The same results could happen if the problem started on another side of the triangle say the mental side. Many Americans deal with periods of depression. With the mental segment of the triangle changing, it affects the social and physical sides, also. Through depression, a person often doesnt want to eat or the opposite happens... they eat all the time. They seldom feel like exercising. You can imagine the results to your physical health side of the triangle. Obviously, a depressed person doesnt want to be social so that takes care of the social side. Its easy to see how they all effect each other. This is a characteristic called interdependence each part dependent on the others.

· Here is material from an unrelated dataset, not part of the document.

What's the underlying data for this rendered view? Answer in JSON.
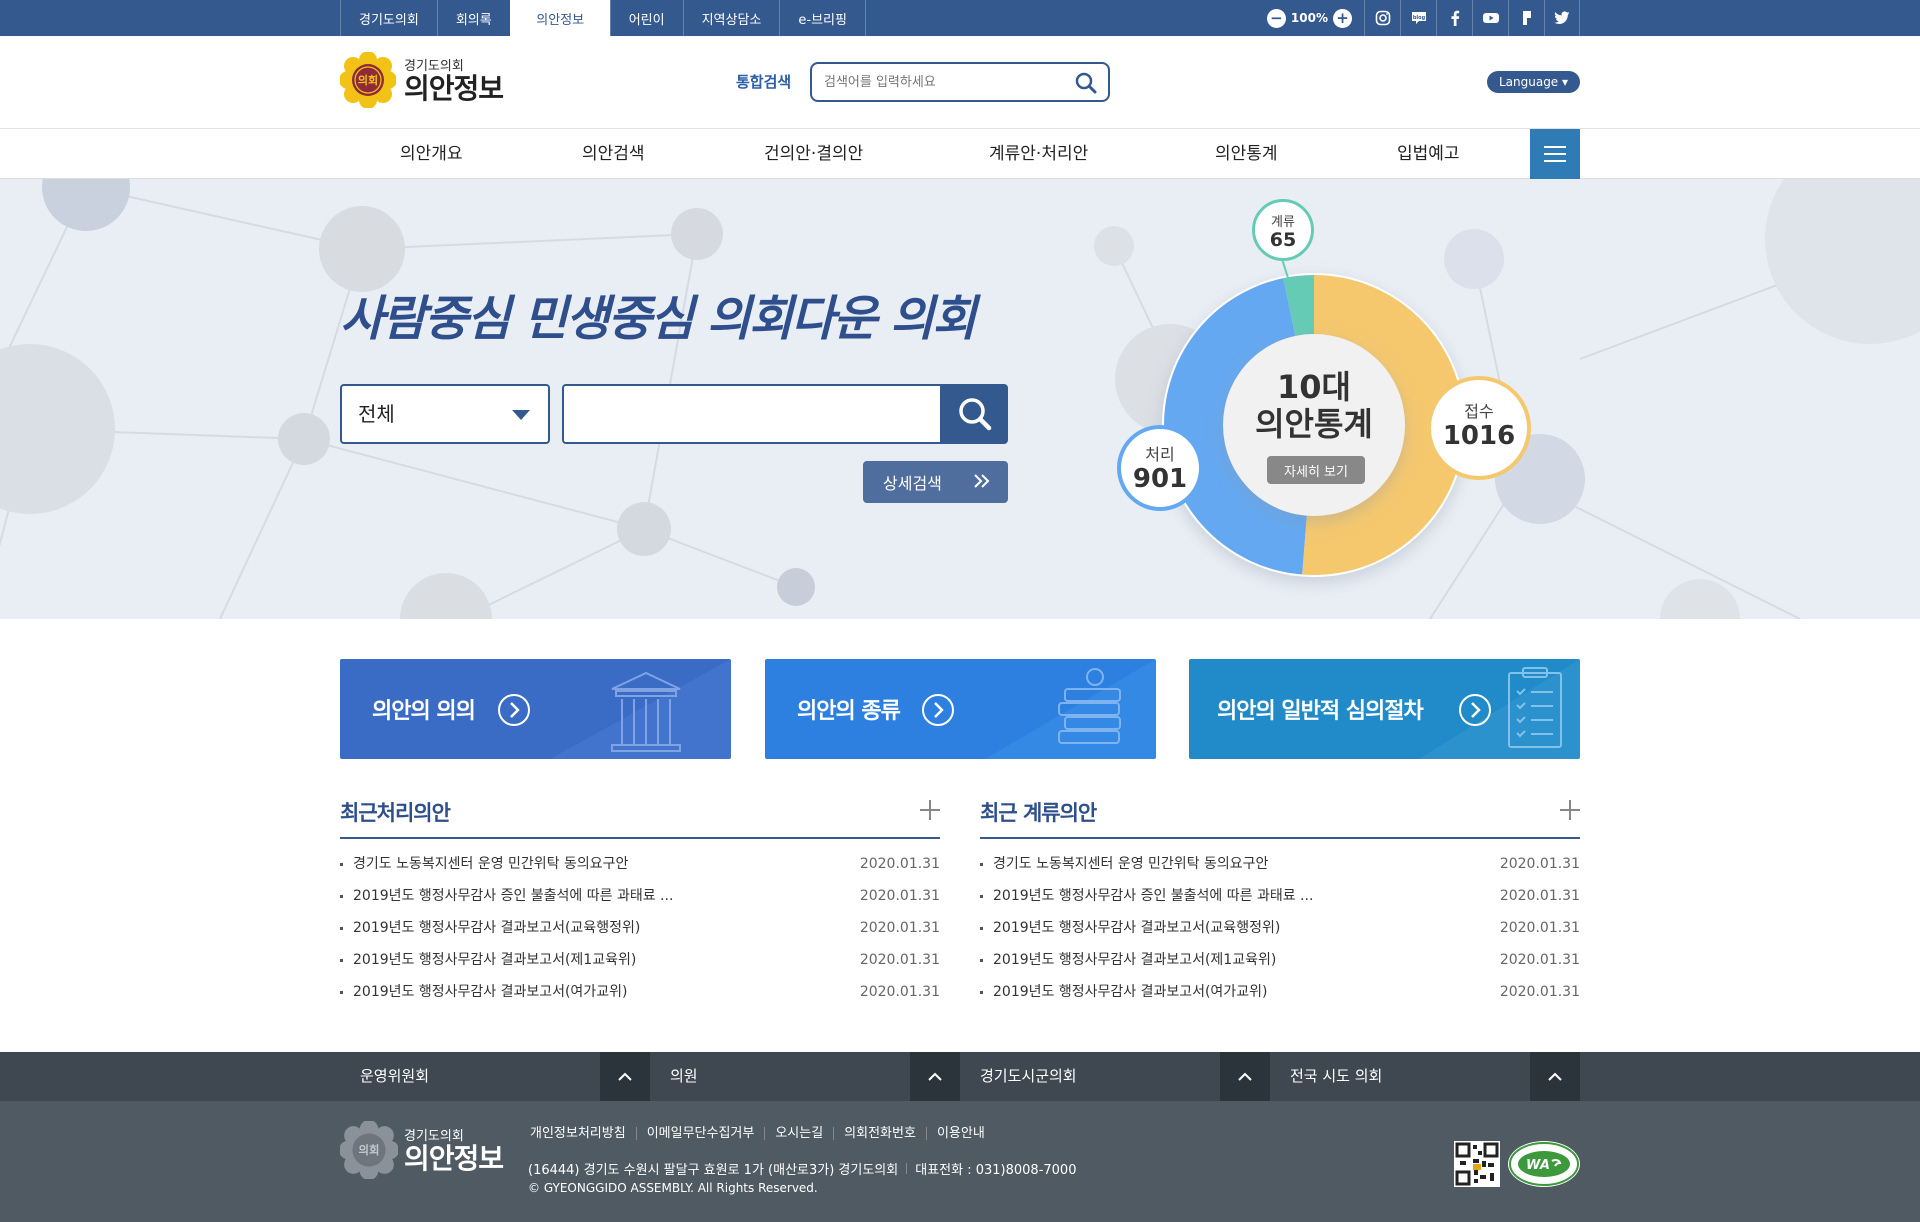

Just as people seldom stay exactly the same, your wellness changes along with you. This characteristic is termed dynamic always changing. There are two major categories that influence these changes: 1) your lifestyle and 2) the choices you make. Lifestyle is the term used to describe your daily living pattern. It includes what you eat, how much you exercise, your sleep pattern, and the amount of stress in your life. Choices refer to all the other behaviors a person chooses to do: smoke or not?, drink or not?, seat belts?, bike helmets?, etc. These behaviors can be considered as ones that increase your wellness or as ones that risk your wellness.
The balance between the wellness and risk behaviors, along with your daily living pattern, cause your wellness to change; moving closer to excellent health or away from it. You could imagine it like a teeter/totter. One end of the bench can touch down at the excellent end (perfect health) and the other end can touch down at the very bad end (death).
The balance in the middle is neither good nor bad. Not sick but not really well! The object, of course, is to get the bench to the excellent end of perfect health. To do this the lifestyle factors must be positive and there can be few risks.